On Friday, the West African Examinations Council, WAEC announced the introduction of 39 new subjects in its examinations.

Based on the new curriculum, four new subjects- Computer Studies, Insurance, Store Management and Office Practice- are in the electives category, while the remaining 35 subjects are in the Trades category.

Subjects in the trade category include; Painting and Decorating, Photography, Salesmanship, Plumbing and Pipe Fitting, and Upholstery.

Delivering a paper titled "The New Senior Secondary Education Curriculum in Nigeria: Implications for Assessment" at the council’s monthly seminar in Lagos, Mrs. Olayinka Ajibade, WAEC Acting Head, Test Development Division, said the fresh initiative, she said, was in accordance with the Nigerian Education Research and Development Council’s new secondary school curriculum. 
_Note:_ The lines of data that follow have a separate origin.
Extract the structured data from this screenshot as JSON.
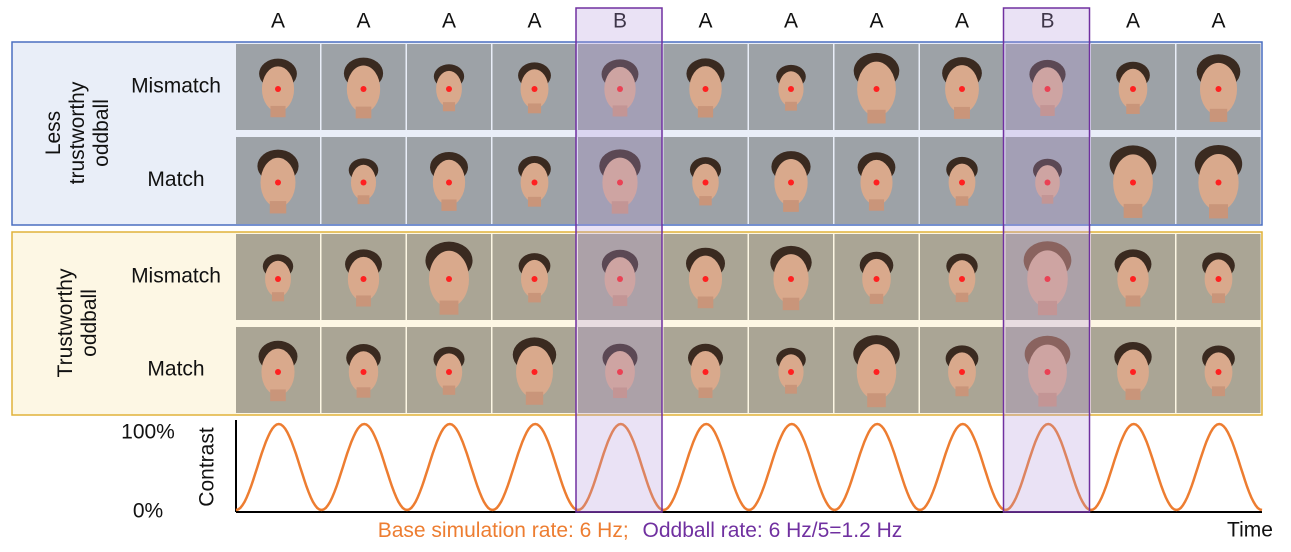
{
  "columns": [
    "A",
    "A",
    "A",
    "A",
    "B",
    "A",
    "A",
    "A",
    "A",
    "B",
    "A",
    "A"
  ],
  "groups": [
    {
      "label": [
        "Less",
        "trustworthy",
        "oddball"
      ],
      "rows": [
        "Mismatch",
        "Match"
      ]
    },
    {
      "label": [
        "Trustworthy",
        "oddball"
      ],
      "rows": [
        "Mismatch",
        "Match"
      ]
    }
  ],
  "contrast": {
    "axis_label": "Contrast",
    "top_label": "100%",
    "bottom_label": "0%",
    "time_label": "Time",
    "base_rate": "Base simulation rate: 6 Hz;",
    "oddball_rate": "Oddball rate: 6 Hz/5=1.2 Hz"
  }
}
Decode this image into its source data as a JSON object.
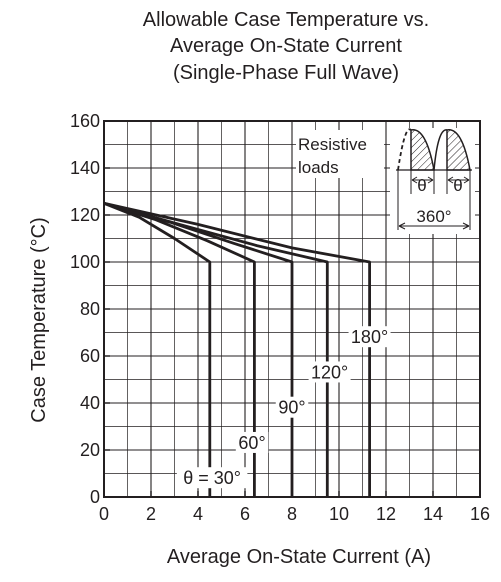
{
  "chart_data": {
    "type": "line",
    "title_lines": [
      "Allowable Case Temperature vs.",
      "Average On-State Current",
      "(Single-Phase Full Wave)"
    ],
    "xlabel": "Average On-State Current  (A)",
    "ylabel": "Case Temperature  (°C)",
    "xlim": [
      0,
      16
    ],
    "ylim": [
      0,
      160
    ],
    "x_ticks": [
      0,
      2,
      4,
      6,
      8,
      10,
      12,
      14,
      16
    ],
    "y_ticks": [
      0,
      20,
      40,
      60,
      80,
      100,
      120,
      140,
      160
    ],
    "grid": true,
    "series": [
      {
        "label": "θ = 30°",
        "points": [
          [
            0,
            125
          ],
          [
            1.5,
            119
          ],
          [
            3,
            110
          ],
          [
            4.5,
            100
          ],
          [
            4.5,
            0
          ]
        ]
      },
      {
        "label": "60°",
        "points": [
          [
            0,
            125
          ],
          [
            2.2,
            118
          ],
          [
            4.4,
            109
          ],
          [
            6.4,
            100
          ],
          [
            6.4,
            0
          ]
        ]
      },
      {
        "label": "90°",
        "points": [
          [
            0,
            125
          ],
          [
            2.8,
            117
          ],
          [
            5.5,
            108
          ],
          [
            8.0,
            100
          ],
          [
            8.0,
            0
          ]
        ]
      },
      {
        "label": "120°",
        "points": [
          [
            0,
            125
          ],
          [
            3.2,
            116
          ],
          [
            6.5,
            107
          ],
          [
            9.5,
            100
          ],
          [
            9.5,
            0
          ]
        ]
      },
      {
        "label": "180°",
        "points": [
          [
            0,
            125
          ],
          [
            4.0,
            116
          ],
          [
            8.0,
            106
          ],
          [
            11.3,
            100
          ],
          [
            11.3,
            0
          ]
        ]
      }
    ],
    "curve_labels": [
      {
        "text": "θ = 30°",
        "x": 4.6,
        "y": 8
      },
      {
        "text": "60°",
        "x": 6.3,
        "y": 23
      },
      {
        "text": "90°",
        "x": 8.0,
        "y": 38
      },
      {
        "text": "120°",
        "x": 9.6,
        "y": 53
      },
      {
        "text": "180°",
        "x": 11.3,
        "y": 68
      }
    ],
    "inset": {
      "text_lines": [
        "Resistive",
        "loads"
      ],
      "conduction_angle": "θ",
      "period": "360°"
    }
  }
}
Ajibade said, "The implementation of the new SSCE curricula began in September 2011, meaning that the maiden public examinations based on the new/ revised curricula are expected to be held in May/ June 2014. 

"Each WASSCE syllabus is derived from the senior secondary education curriculum. In addition to the 39 new subjects for which NERDC engaged in curriculum development, curriculum review was also carried out for 35 existing subjects.

Under the fresh directive, students would be required to take four core subjects, comprising English Language, General Mathematics, Civic Education and Trade/ Entrepreneurial Studies. Candidates will also be required to choose three or four subjects from Humanities, Science, Technology and Business Studies depending on their potential and interest.


----------